Maturing Your AI Capabilities
Maturing your organization’s AI capabilities requires work from two sides. The analytical capability is best enhanced from the bottom-up, while the business adoption aspect needs to be improved top-down. Nooijen recommends setting up chapters for data engineers and scientists. A chapter helps create a standard way-of-working and improves knowledge sharing, which boosts the quality of AI solutions across the board.
He explained that business adoption issues require a top-down approach: “Management needs to embrace data and AI as a central part of the company’s strategy. When both analytical and business capability matures at the same time, it will steer a company towards better results. However, there is still a hurdle to overcome. You have to bring together the analytical and business side. If an AI solution isn’t adopted by business users or doesn’t generate value, it’s a waste of money.”
According to Nooijen, the cure for this problem is education and designating people to bridge that gap: “You need to educate business users on the possibilities of AI solutions, at the same time the data and AI teams need to learn how to talk to the business. Bridging that gap is an ideal role for analytics translators, also known as data science product owners, or business translators. These roles bring data science and business together.”He continued, “It mostly comes down to making use of and adhering to a framework. You should build stage gates that ensure ideas provide value before they progress to the next phase. If you want to get data scientists to talk to the business, you need to physically bring them together and let them work next to each other. Daily stand-ups and biweekly demos are also great tools to ensure successful products. It’s what Agile was designed to do.”

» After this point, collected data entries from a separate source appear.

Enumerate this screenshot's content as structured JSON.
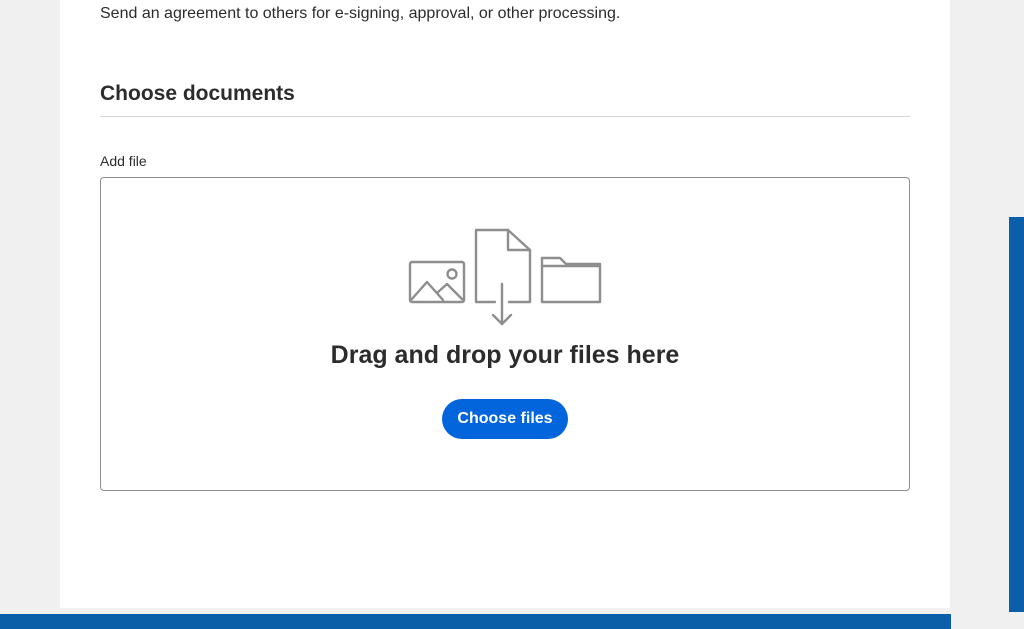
{
  "intro": {
    "description": "Send an agreement to others for e-signing, approval, or other processing."
  },
  "documents_section": {
    "title": "Choose documents",
    "add_file_label": "Add file",
    "dropzone": {
      "title": "Drag and drop your files here",
      "choose_button_label": "Choose files",
      "icons": [
        "image-icon",
        "file-download-icon",
        "folder-icon"
      ]
    }
  },
  "colors": {
    "accent": "#0265dc",
    "brand_bar": "#0b5ea8",
    "icon_gray": "#8e8e8e"
  }
}
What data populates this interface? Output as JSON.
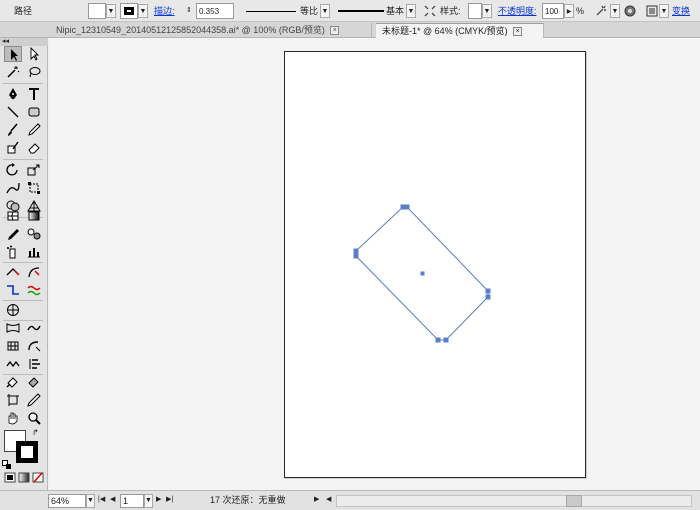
{
  "control_bar": {
    "object_type": "路径",
    "stroke_label": "描边:",
    "stroke_weight": "0.353",
    "profile_label": "等比",
    "brush_label": "基本",
    "style_label": "样式:",
    "opacity_label": "不透明度:",
    "opacity_value": "100",
    "opacity_unit": "%",
    "transform_label": "变换"
  },
  "tabs": [
    {
      "label": "Nipic_12310549_20140512125852044358.ai* @ 100% (RGB/预览)",
      "close": "×"
    },
    {
      "label": "未标题-1* @ 64% (CMYK/预览)",
      "close": "×"
    }
  ],
  "tools_panel": {
    "grip": "◂◂"
  },
  "status_bar": {
    "zoom": "64%",
    "artboard_number": "1",
    "status_text": "17 次还原：无重做",
    "arrow_right": "▶",
    "arrow_left": "◀",
    "nav_first": "|◀",
    "nav_prev": "◀",
    "nav_next": "▶",
    "nav_last": "▶|"
  },
  "colors": {
    "selection": "#5b7fc4",
    "link": "#0b35d8"
  }
}
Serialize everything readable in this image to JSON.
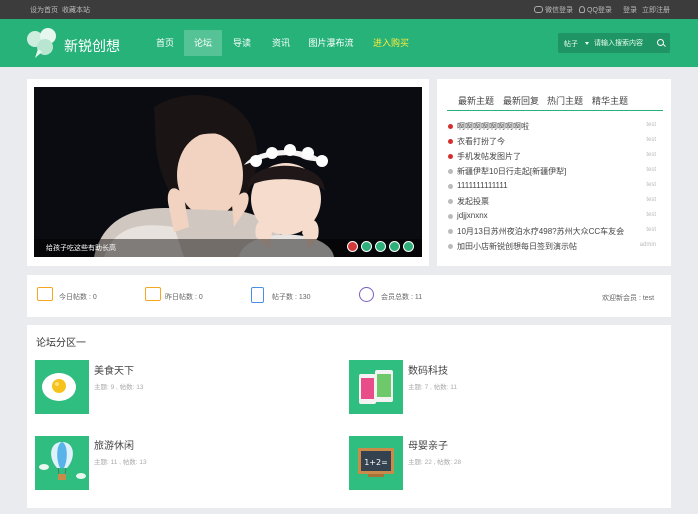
{
  "topbar": {
    "set_home": "设为首页",
    "bookmark": "收藏本站",
    "wechat_login": "微信登录",
    "qq_login": "QQ登录",
    "login": "登录",
    "register": "立即注册"
  },
  "header": {
    "logo_text": "新锐创想",
    "nav": [
      "首页",
      "论坛",
      "导读",
      "资讯",
      "图片瀑布流",
      "进入购买"
    ],
    "active_nav": "论坛",
    "search": {
      "scope": "帖子",
      "placeholder": "请输入搜索内容"
    }
  },
  "slider": {
    "caption": "给孩子吃这些有助长高",
    "slide_count": 5,
    "active_slide": 1
  },
  "topics": {
    "tabs": [
      "最新主题",
      "最新回复",
      "热门主题",
      "精华主题"
    ],
    "items": [
      {
        "title": "啊啊啊啊啊啊啊啊啦",
        "author": "test",
        "hot": true
      },
      {
        "title": "衣看打扮了今",
        "author": "test",
        "hot": true
      },
      {
        "title": "手机发帖发图片了",
        "author": "test",
        "hot": true
      },
      {
        "title": "新疆伊犁10日行走起[新疆伊犁]",
        "author": "test",
        "hot": false
      },
      {
        "title": "1111111111111",
        "author": "test",
        "hot": false
      },
      {
        "title": "发起投票",
        "author": "test",
        "hot": false
      },
      {
        "title": "jdjjxnxnx",
        "author": "test",
        "hot": false
      },
      {
        "title": "10月13日苏州夜泊水疗498?苏州大众CC车友会",
        "author": "test",
        "hot": false
      },
      {
        "title": "加田小店新锐创想每日签到演示帖",
        "author": "admin",
        "hot": false
      }
    ]
  },
  "stats": {
    "today": "今日帖数 : 0",
    "yesterday": "昨日帖数 : 0",
    "posts": "帖子数 : 130",
    "members": "会员总数 : 11",
    "welcome": "欢迎新会员 : test"
  },
  "section": {
    "title": "论坛分区一",
    "forums": [
      {
        "name": "美食天下",
        "meta": "主题: 9 , 帖数: 13",
        "icon": "fried-egg-icon"
      },
      {
        "name": "数码科技",
        "meta": "主题: 7 , 帖数: 11",
        "icon": "smartphones-icon"
      },
      {
        "name": "旅游休闲",
        "meta": "主题: 11 , 帖数: 13",
        "icon": "hot-air-balloon-icon"
      },
      {
        "name": "母婴亲子",
        "meta": "主题: 22 , 帖数: 28",
        "icon": "chalkboard-icon"
      }
    ],
    "chalkboard_text": "1+2="
  },
  "colors": {
    "brand": "#27b27a",
    "hot": "#ffea3c",
    "bullet_hot": "#d42f2f"
  }
}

Providing Insights With the AI Maturity Scan
Based on the AI Maturity Journey, Nooijen and his GoDataDriven colleagues developed the AI Maturity Scan. This scan plots an organization’s analytical and business capability and shows where improvements can be made.
Nooijen explained how it works:
We developed the scan, because we saw clients in several phases of the AI Maturity Journey struggling with how to further develop their AI capabilities
Because the path to AI maturity is relatively similar for most organizations, the scan is a great way to get reliable insights quickly. It works for organizations in all phases of AI maturity, whether you have a team of eight to ten people doing data science and want to involve the business, or if you are already beyond that and want to become fully AI-driven.

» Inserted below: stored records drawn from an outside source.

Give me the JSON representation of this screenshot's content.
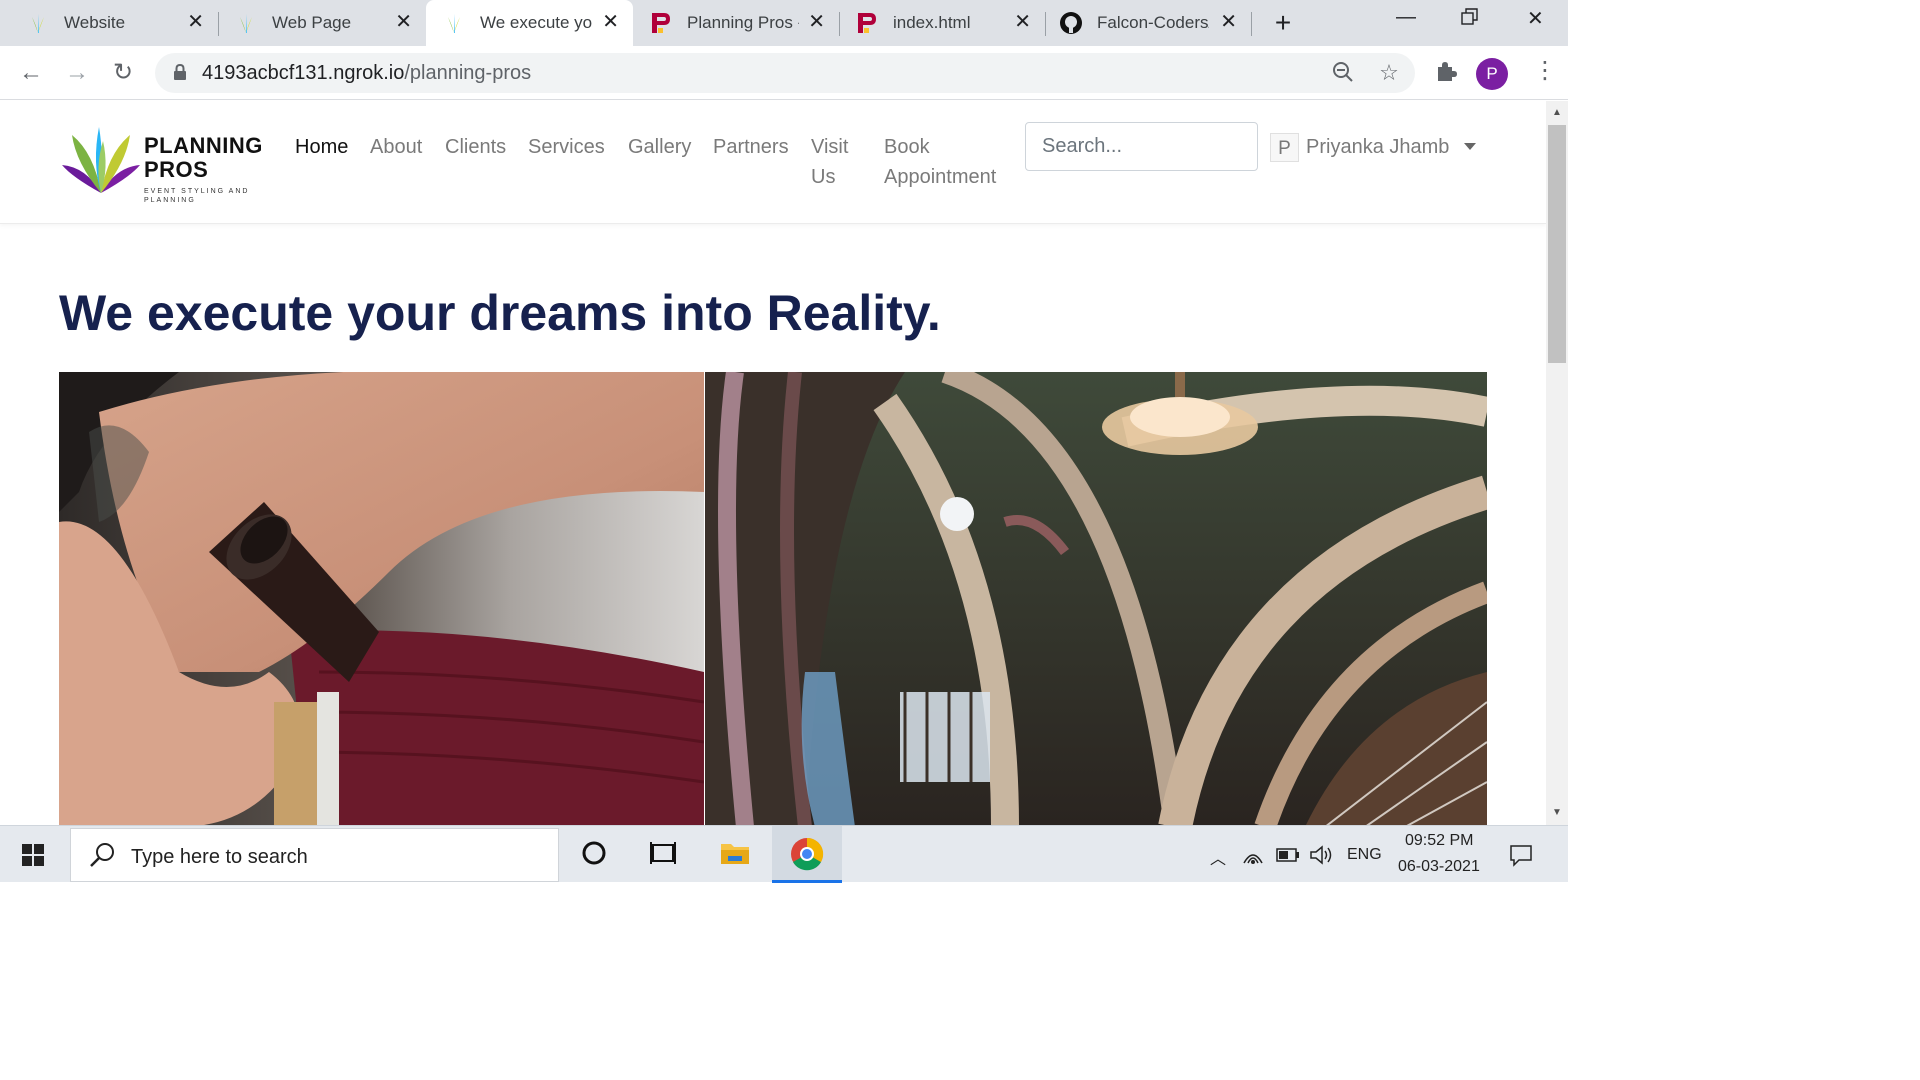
{
  "browser": {
    "tabs": [
      {
        "title": "Website",
        "favicon": "lotus-icon",
        "active": false
      },
      {
        "title": "Web Page",
        "favicon": "lotus-icon",
        "active": false
      },
      {
        "title": "We execute your",
        "favicon": "lotus-icon",
        "active": true
      },
      {
        "title": "Planning Pros -",
        "favicon": "p-logo-icon",
        "active": false
      },
      {
        "title": "index.html",
        "favicon": "p-logo-icon",
        "active": false
      },
      {
        "title": "Falcon-Coders/",
        "favicon": "github-icon",
        "active": false
      }
    ],
    "url_host": "4193acbcf131.ngrok.io",
    "url_path": "/planning-pros",
    "profile_initial": "P",
    "accent_profile": "#7b1fa2"
  },
  "site": {
    "brand_line1": "PLANNING",
    "brand_line2": "PROS",
    "brand_tagline": "EVENT STYLING AND PLANNING",
    "nav": [
      {
        "label": "Home",
        "active": true
      },
      {
        "label": "About"
      },
      {
        "label": "Clients"
      },
      {
        "label": "Services"
      },
      {
        "label": "Gallery"
      },
      {
        "label": "Partners"
      },
      {
        "label": "Visit Us"
      },
      {
        "label": "Book Appointment"
      }
    ],
    "search_placeholder": "Search...",
    "user_initial": "P",
    "user_name": "Priyanka Jhamb",
    "hero_title": "We execute your dreams into Reality.",
    "title_color": "#16214e"
  },
  "taskbar": {
    "search_placeholder": "Type here to search",
    "language": "ENG",
    "time": "09:52 PM",
    "date": "06-03-2021"
  }
}
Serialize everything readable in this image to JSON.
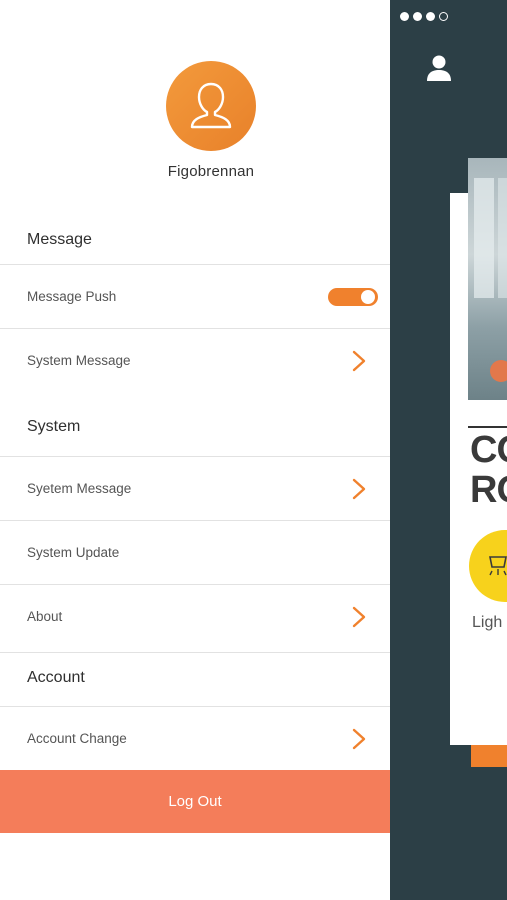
{
  "profile": {
    "username": "Figobrennan",
    "avatar_icon": "user-icon"
  },
  "sections": [
    {
      "title": "Message",
      "items": [
        {
          "label": "Message Push",
          "control": "toggle",
          "on": true
        },
        {
          "label": "System Message",
          "control": "chevron"
        }
      ]
    },
    {
      "title": "System",
      "items": [
        {
          "label": "Syetem Message",
          "control": "chevron"
        },
        {
          "label": "System Update",
          "control": "none"
        },
        {
          "label": "About",
          "control": "chevron"
        }
      ]
    },
    {
      "title": "Account",
      "items": [
        {
          "label": "Account Change",
          "control": "chevron"
        }
      ]
    }
  ],
  "logout_label": "Log Out",
  "background": {
    "page_dots": 4,
    "room_title_line1": "CO",
    "room_title_line2": "RO",
    "light_label": "Ligh"
  },
  "colors": {
    "accent": "#f0812d",
    "logout": "#f47d5a",
    "avatar": "#ea8530",
    "bg_dark": "#2c3f46",
    "light_yellow": "#f7d21c"
  }
}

We executed the scan at several organizations and discovered that there is generally a hunch about the outcome. But a big surprise is often the knowledge level of the data teams, where people are in mid-level or senior roles, but their coding is not at that level.
The scan has also opened the eyes of people at some organizations. One organization had tried to hire a lead data scientist twice, but both times this person left within three months. That should be a signal that something is not quite right. The scan revealed the underlying issues and provided advice on how the organization could improve.
The scan is an excellent starting point to improve data and AI capabilities. One of our clients decided not to hire any additional external staff and to focus first on improving their internal capabilities, based on the results of our scan. We helped them create a data science chapter and standardized their ways of working, recruitment processes, and knowledge sharing. Within a year, they had made impressive progress. The scan helped direct these improvements, and the clients valued the results.